A 5.0 m portion of wire carries a current of 8.0 A from east to west. It experiences a magnetic field of 6.0 × 10^–4 T running from north to south. What is the magnitude and direction of the magnetic force on the wire?
2.4 × 10^–2 N upward
2.4 × 10^–2 N downward
1.2 × 10^–2 N downward
1.2 × 10^–2 N upward
Upward? Downward? What directions are those?
It force will be out of the plane, toward the observer. Is that Upward?
To determine the magnitude and direction of the magnetic force on the wire, you can use the formula for the magnetic force on a current-carrying wire:
F = BIL sin(θ)
Where:
F is the magnetic force
B is the magnetic field strength
I is the current
L is the length of the wire
θ is the angle between the direction of the current and the magnetic field
In this case, the wire is carrying a current of 8.0 A from east to west, and it experiences a magnetic field of 6.0 × 10^–4 T running from north to south.
First, let's consider the direction of the magnetic force. The right-hand rule tells us that if the current is flowing from east to west and the magnetic field is running from north to south, the force will be directed upward.

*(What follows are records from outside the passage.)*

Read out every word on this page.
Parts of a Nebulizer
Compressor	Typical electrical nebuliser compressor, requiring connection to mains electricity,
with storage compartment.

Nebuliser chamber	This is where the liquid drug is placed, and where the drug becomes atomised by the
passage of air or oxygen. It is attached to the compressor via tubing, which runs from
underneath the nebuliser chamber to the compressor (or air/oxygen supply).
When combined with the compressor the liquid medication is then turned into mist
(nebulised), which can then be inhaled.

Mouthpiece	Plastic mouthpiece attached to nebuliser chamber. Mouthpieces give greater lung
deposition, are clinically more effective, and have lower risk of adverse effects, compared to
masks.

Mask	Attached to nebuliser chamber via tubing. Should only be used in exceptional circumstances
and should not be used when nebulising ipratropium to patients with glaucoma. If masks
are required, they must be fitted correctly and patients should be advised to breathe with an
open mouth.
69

Next, we can calculate the magnitude of the magnetic force using the given values:
F = (6.0 × 10^-4 T) * (8.0 A) * (5.0 m) * sin(90°)
Since sin(90°) is equal to 1, the formula simplifies to:
F = (6.0 × 10^-4 T) * (8.0 A) * (5.0 m)
F = 2.4 × 10^-2 N
So, the magnitude of the magnetic force on the wire is 2.4 × 10^-2 N, directed upward.
Therefore, the correct answer is: 2.4 × 10^-2 N upward.